| Konu: | HARP AKADEMİLERİ KANUNU VE BAZI KANUNLARDA DEĞİŞİKLİK YAPILMASINA DAİR KANUN TEKLİFİ |
| Yasama Yılı: | 2 |
| Birleşim: | 124 |
| Tarih: | 26.06.2012 |
MİLLÎ SAVUNMA BAKANI İSMET YILMAZ (Sivas) - Teşekkür ederim.
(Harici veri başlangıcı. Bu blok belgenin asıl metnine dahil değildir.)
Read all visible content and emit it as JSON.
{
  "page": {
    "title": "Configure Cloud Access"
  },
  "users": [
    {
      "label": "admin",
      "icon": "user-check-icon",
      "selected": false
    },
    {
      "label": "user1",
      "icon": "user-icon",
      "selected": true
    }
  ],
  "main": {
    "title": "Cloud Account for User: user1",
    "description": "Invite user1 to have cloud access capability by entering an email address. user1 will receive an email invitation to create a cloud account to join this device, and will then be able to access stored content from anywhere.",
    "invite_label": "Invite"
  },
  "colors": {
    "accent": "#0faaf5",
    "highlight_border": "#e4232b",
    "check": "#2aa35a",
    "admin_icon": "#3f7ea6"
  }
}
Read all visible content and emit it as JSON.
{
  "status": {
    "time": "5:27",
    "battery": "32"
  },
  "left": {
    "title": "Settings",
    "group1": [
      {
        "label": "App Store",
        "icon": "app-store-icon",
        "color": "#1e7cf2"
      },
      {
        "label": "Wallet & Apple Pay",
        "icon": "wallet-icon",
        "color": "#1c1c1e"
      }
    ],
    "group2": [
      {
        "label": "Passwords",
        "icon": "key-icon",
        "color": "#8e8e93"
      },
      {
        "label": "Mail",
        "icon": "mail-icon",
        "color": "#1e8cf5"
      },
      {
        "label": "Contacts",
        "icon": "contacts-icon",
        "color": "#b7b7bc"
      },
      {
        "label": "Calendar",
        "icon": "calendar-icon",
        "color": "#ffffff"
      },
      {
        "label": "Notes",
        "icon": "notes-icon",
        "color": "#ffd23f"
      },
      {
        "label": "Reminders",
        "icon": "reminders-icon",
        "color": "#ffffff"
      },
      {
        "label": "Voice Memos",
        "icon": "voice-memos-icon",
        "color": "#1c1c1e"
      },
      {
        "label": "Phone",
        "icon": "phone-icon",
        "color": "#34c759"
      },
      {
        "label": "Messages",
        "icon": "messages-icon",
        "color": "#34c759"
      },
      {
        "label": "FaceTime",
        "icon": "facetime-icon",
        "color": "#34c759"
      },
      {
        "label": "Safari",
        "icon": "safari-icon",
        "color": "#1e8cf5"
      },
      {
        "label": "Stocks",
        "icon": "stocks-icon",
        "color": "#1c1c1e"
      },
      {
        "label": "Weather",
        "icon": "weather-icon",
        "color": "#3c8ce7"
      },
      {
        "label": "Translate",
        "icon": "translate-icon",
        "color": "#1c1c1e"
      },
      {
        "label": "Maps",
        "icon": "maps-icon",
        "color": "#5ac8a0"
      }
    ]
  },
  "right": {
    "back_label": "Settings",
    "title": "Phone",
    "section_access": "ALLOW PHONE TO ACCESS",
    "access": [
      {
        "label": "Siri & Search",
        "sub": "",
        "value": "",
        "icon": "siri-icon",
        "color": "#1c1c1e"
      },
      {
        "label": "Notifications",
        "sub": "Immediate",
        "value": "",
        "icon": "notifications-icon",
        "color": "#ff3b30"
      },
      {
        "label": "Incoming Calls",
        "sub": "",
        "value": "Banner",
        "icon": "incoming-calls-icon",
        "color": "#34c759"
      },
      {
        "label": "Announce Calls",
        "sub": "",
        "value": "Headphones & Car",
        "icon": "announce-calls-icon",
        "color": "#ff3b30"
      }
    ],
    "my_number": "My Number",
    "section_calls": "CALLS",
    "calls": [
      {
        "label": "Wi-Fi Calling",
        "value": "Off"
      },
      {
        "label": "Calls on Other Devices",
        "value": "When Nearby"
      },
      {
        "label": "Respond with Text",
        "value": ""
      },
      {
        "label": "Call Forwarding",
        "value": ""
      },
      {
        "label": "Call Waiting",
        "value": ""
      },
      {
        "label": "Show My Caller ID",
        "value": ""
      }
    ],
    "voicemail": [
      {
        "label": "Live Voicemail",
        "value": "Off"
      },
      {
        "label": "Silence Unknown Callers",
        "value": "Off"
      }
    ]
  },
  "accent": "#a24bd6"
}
Sayın Başkan, değerli milletvekilleri; öncelikle "Vicdani retle ilgili bir düzenleme düşünüyor musunuz?" diye bir soru vardı. Türkiye Avrupa İnsan Hakları Mahkemesinde bu vicdani retten dolayı birkaç sefer mahkûmiyete uğradı. Dolayısıyla Avrupa İnsan Hakları Mahkemesinin mahkûmiyet sonuçlarını ortadan kaldıracak şekilde vicdani retle ilgili bir çalışma düşünülmektedir. Ancak bunun içeriği şu doğrultudadır. Diyor ki Avrupa İnsan Hakları Mahkemesi: "Bir kimseye bir suçtan dolayı bir ceza verdiniz. Aynı suçu tekrar yapıyor, tekrar ceza veriyorsunuz; aynı suçu tekrar yapıyor, tekrar ceza veriyorsunuz." Yani firar suçunu veya üzerine üniforma giymeme veya askerliğe gitmeme suçunu müteaddit defalar işliyor ve bunun hakkında da durmadan davayla ya içeri alıyorsunuz ya dava? Buna "Medeni ölüm" diye bir tabir vermiş. Dolayısıyla "Bir suçtan dolayı bir insanı medeni ölüme mahkûm etmek demokratik bir ülkeye yakışmaz." diyor, "Alternatif bir suç işlediniz. Dolayısıyla bir ceza verin." diyor.
Şimdi, dolayısıyla vicdani retten dolayı alternatif görev, çalışma biçimleri değil, ancak bu askere sevk edilmiş olmasına rağmen askere gitmemeye bir ceza öngörülmektedir. Yani kişiye "Ya askerlik ya bu ceza." diyerek bir tercih hakkı tanınması doğrultusunda bir çalışmamız vardır diye düşünüyorum.
Bu farklı çalışma vicdani reddin başka alternatiflerini karşılar mı karşılamaz mı, ona bir şey demem ancak bizim yaptığımız çalışma sadece bu doğrultudadır. Yani bir şeklide "medeni ölüm" şeklinde ifade edilen bir cezalandırmayı biz ortadan kaldırmayı düşünüyoruz, bir çalışma o.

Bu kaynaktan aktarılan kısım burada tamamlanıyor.